P/1 – A sua família tem algum costume muito específico, ou uma comida, ou datas comemorativas, vocês tinham?
R – Olha, o meu pai era o festeiro. Eu lembro que nós morávamos em casas muito pobres, eram chalés, ou bangalôs, que são casas que têm uma parte de alvenaria e uma de madeira e, nas festas juninas, o que ele fazia? Ele ia juntando madeira velha no quintal. Eram aquelas casas que tinham pés de frutas e a gente ia guardando aquelas madeiras velhas. Quando chegava perto das festas juninas ele já se preparava pra fogueira, aí ele já falava: “Rosana, vai pegar o gadanho”, que é o rastelo em espanhol.

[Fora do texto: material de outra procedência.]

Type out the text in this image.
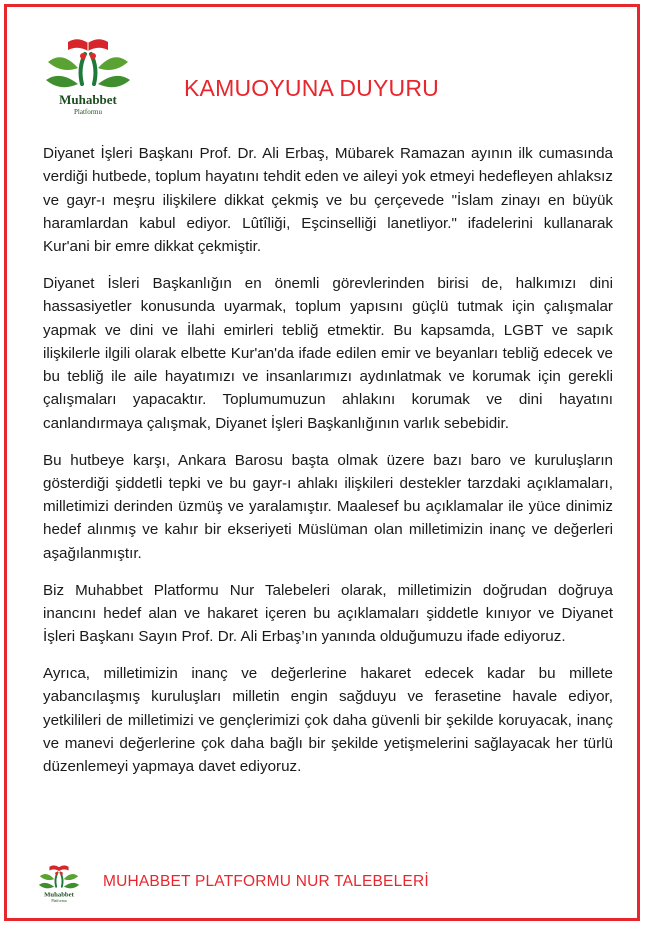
Muhabbet
Platformu
KAMUOYUNA DUYURU

Diyanet İşleri Başkanı Prof. Dr. Ali Erbaş, Mübarek Ramazan ayının ilk cumasında verdiği hutbede, toplum hayatını tehdit eden ve aileyi yok etmeyi hedefleyen ahlaksız ve gayr-ı meşru ilişkilere dikkat çekmiş ve bu çerçevede "İslam zinayı en büyük haramlardan kabul ediyor. Lûtîliği, Eşcinselliği lanetliyor." ifadelerini kullanarak Kur'ani bir emre dikkat çekmiştir.

Diyanet İsleri Başkanlığın en önemli görevlerinden birisi de, halkımızı dini hassasiyetler konusunda uyarmak, toplum yapısını güçlü tutmak için çalışmalar yapmak ve dini ve İlahi emirleri tebliğ etmektir. Bu kapsamda, LGBT ve sapık ilişkilerle ilgili olarak elbette Kur'an'da ifade edilen emir ve beyanları tebliğ edecek ve bu tebliğ ile aile hayatımızı ve insanlarımızı aydınlatmak ve korumak için gerekli çalışmaları yapacaktır. Toplumumuzun ahlakını korumak ve dini hayatını canlandırmaya çalışmak, Diyanet İşleri Başkanlığının varlık sebebidir.

Bu hutbeye karşı, Ankara Barosu başta olmak üzere bazı baro ve kuruluşların gösterdiği şiddetli tepki ve bu gayr-ı ahlakı ilişkileri destekler tarzdaki açıklamaları, milletimizi derinden üzmüş ve yaralamıştır. Maalesef bu açıklamalar ile yüce dinimiz hedef alınmış ve kahır bir ekseriyeti Müslüman olan milletimizin inanç ve değerleri aşağılanmıştır.

Biz Muhabbet Platformu Nur Talebeleri olarak, milletimizin doğrudan doğruya inancını hedef alan ve hakaret içeren bu açıklamaları şiddetle kınıyor ve Diyanet İşleri Başkanı Sayın Prof. Dr. Ali Erbaş’ın yanında olduğumuzu ifade ediyoruz.

Ayrıca, milletimizin inanç ve değerlerine hakaret edecek kadar bu millete yabancılaşmış kuruluşları milletin engin sağduyu ve ferasetine havale ediyor, yetkilileri de milletimizi ve gençlerimizi çok daha güvenli bir şekilde koruyacak, inanç ve manevi değerlerine çok daha bağlı bir şekilde yetişmelerini sağlayacak her türlü düzenlemeyi yapmaya davet ediyoruz.

Muhabbet
Platformu
MUHABBET PLATFORMU NUR TALEBELERİ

Gadanho é uma palavra feia, mas é aquele rastelo. Então, já tinha que passar o gadanho, pra limpar o terreno e fazer aquela fogueira, com toda a madeira velha e as coisas que a gente não queria mais. Então, eu lembro, isso era muito típico do meu pai, meu pai gostava muito, era muito festeiro. Minha mãe não, até hoje não gosta de festa e eu herdei esse lado festeiro, porque nossa, minha filha mais nova fala: “Mamãe gosta tanto de festa” – quando eu montei meu buffet – “que criou um buffet, um salão de festas pra ela, de tanto que ela gosta de festa” e eu adoro fazer festa, eu gosto muito. Então, eu acho que essa é uma das tradições. Tem alguma comida que a gente faz, que seja tradição? Tem a famosa torta de maçã, que eu faço desde os meus nove anos e é uma tradição.
P/1 - Você que sempre faz?
R – Eu que sempre faço. Aqui eu sou a cozinheira oficial.
P/1 – E você lembra da casa em que você passou sua infância?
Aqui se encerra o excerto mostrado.